Daily Report Tuesday, November 28, 2006

Daily Highlights

Mississippi State University engineers are working with the Oak Ridge National Laboratory on a homeland security project that seeks to devise a computer tracking and monitoring model to thwart terrorist threats on inland waterways by identifying barges and other vessels carrying potentially dangerous cargoes. (See item 8)
The Department of Health and Human Services along with other federal health officials, on Monday, November 27, announced National Influenza Vaccination Week by urging Americans who have not gotten flu vaccinations yet to get them before flu season peaks. (See item 11)

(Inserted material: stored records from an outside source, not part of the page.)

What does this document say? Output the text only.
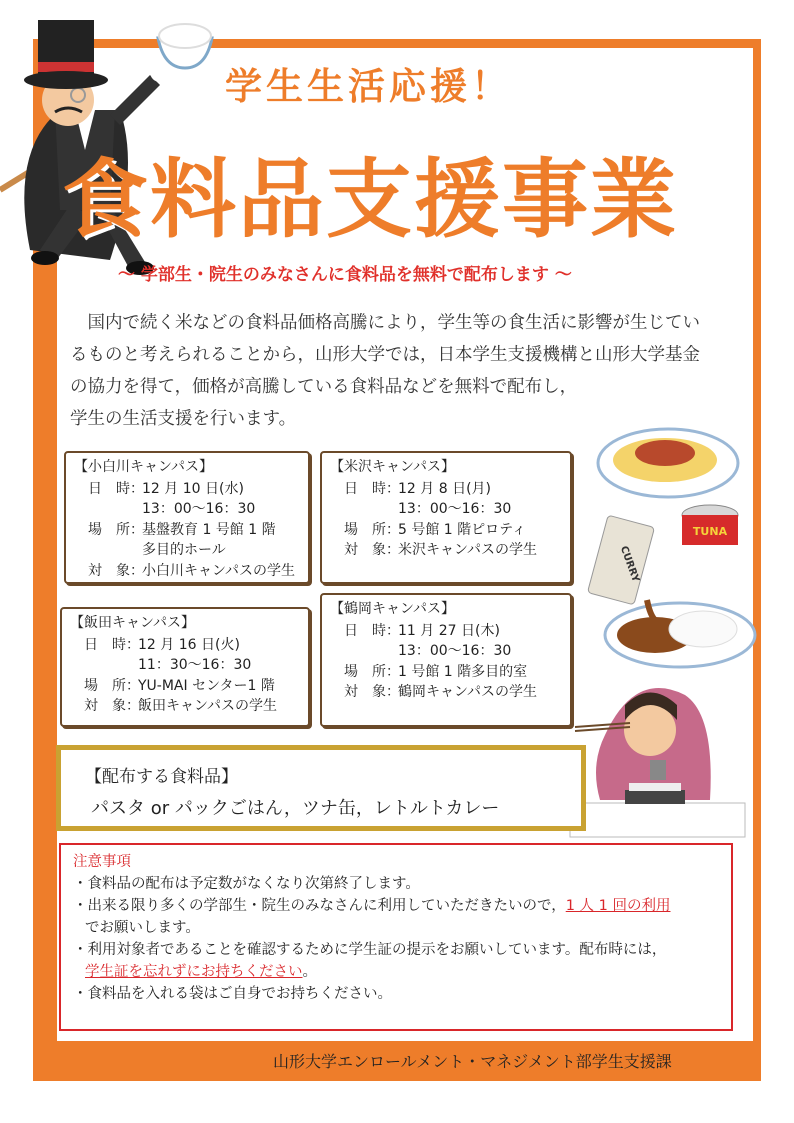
学生生活応援！
食料品支援事業
～ 学部生・院生のみなさんに食料品を無料で配布します ～

　国内で続く米などの食料品価格高騰により，学生等の食生活に影響が生じてい

るものと考えられることから，山形大学では，日本学生支援機構と山形大学基金

の協力を得て，価格が高騰している食料品などを無料で配布し，

学生の生活支援を行います。

【小白川キャンパス】
日　時：
12 月 10 日(水)
13：00～16：30
場　所：
基盤教育 1 号館 1 階
多目的ホール
対　象：
小白川キャンパスの学生
【米沢キャンパス】
日　時：
12 月 8 日(月)
13：00～16：30
場　所：
5 号館 1 階ピロティ
対　象：
米沢キャンパスの学生
【飯田キャンパス】
日　時：
12 月 16 日(火)
11：30～16：30
場　所：
YU-MAI センター1 階
対　象：
飯田キャンパスの学生
【鶴岡キャンパス】
日　時：
11 月 27 日(木)
13：00～16：30
場　所：
1 号館 1 階多目的室
対　象：
鶴岡キャンパスの学生
TUNA
CURRY
【配布する食料品】
パスタ or パックごはん，ツナ缶，レトルトカレー
注意事項
・食料品の配布は予定数がなくなり次第終了します。
・出来る限り多くの学部生・院生のみなさんに利用していただきたいので，1 人 1 回の利用
でお願いします。
・利用対象者であることを確認するために学生証の提示をお願いしています。配布時には，
学生証を忘れずにお持ちください。
・食料品を入れる袋はご自身でお持ちください。
山形大学エンロールメント・マネジメント部学生支援課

Information Technology and Telecommunications Sector

20. November 27, Associated Press — Fan hacks singer’s cell phone data using national lab computer. A woman is accused of using a computer at a national laboratory to hack into a cell phone company's Website to get a number for Chester Bennington, lead singer of the rock group Linkin Park. According to an affidavit filed by the Department of Defense Inspector General, Devon Townsend, 27, obtained copies of Bennington's cell phone bill, the phone numbers he called and digital pictures taken with the phone. Investigators said she also hacked into the e−mail of Bennington's wife, Talinda Bennington, and at one point called her and threatened her. Townsend is accused of using a computer at her former workplace, Sandia National Laboratories, to access Bennington's cell phone information. Lab spokesperson Michael Padilla said Wednesday, November 22, that Townsend no longer worked there. Townsend's attorney, Ray Twohig, said that investigators were still analyzing his client's computer and that it remains to be seen what exact violations will be alleged. Townsend's computer wasn't connected to classified data, Padilla said.
Source: http://www.cnn.com/2006/SHOWBIZ/Music/11/27/people.linkinpar k.ap/index.html

21. November 27, New York Times — Web tool said to offer way past the government censor. At the University of Toronto a team of political scientists, software engineers and computer−hacking activists, or “hactivists,” have created the latest, and some say most advanced tool yet in allowing Internet users to circumvent government censorship of the Web. The program, called psiphon (pronounced “SY−fon”), will be released on December 1 in response to growing Internet censorship that is pushing citizens in restrictive countries to pursue more elaborate and sophisticated programs to gain access to Western news sites, blogs and other censored material. Psiphon is downloaded by a person in an uncensored country (psiphon.civisec.org), turning that person’s computer into an access point. Someone in a restricted−access country can then log into that computer through an encrypted connection and using it as a proxy, gain access to censored sites. The program’s designers say there is no evidence on the user’s computer of having viewed censored material once they erase their Internet history after each use. The software is part of a broader effort to live up to the initial hopes human rights activists had that the Internet would provide unprecedented freedom of expression for those living in restrictive countries.
Source: http://www.nytimes.com/2006/11/27/technology/27censorship.ht ml?ref=technology

22. November 27, Computerworld — Department of Defense report to detail dangers of foreign software. A U.S. Department of Defense (DoD) task force early next year plans to warn the Pentagon of a growing threat to national security from adversaries who could insert malicious code in software developed overseas. The Defense Science Board (DSB), a military/civilian think tank within the DoD, will issue a report that calls for a variety of prevention and detection measures but stops short of recommending that all software procured by the military be written in the U.S., said the head of the task force that has been studying the so−called foreign influence issue. The possibility that programmers might hide Trojan horses, trapdoors and other malware inside the code they write is hardly a new concern. But the DSB will say in its report that three forces — the greater complexity of systems, their increased connectivity and the globalization of the software industry — have combined to make the malware threat increasingly acute for the DOD. Robert Lucky, the chairman of the DSB task force, said this month that all the code the DoD procures is at risk, from business software to so−called mission software that supports war−fighting efforts.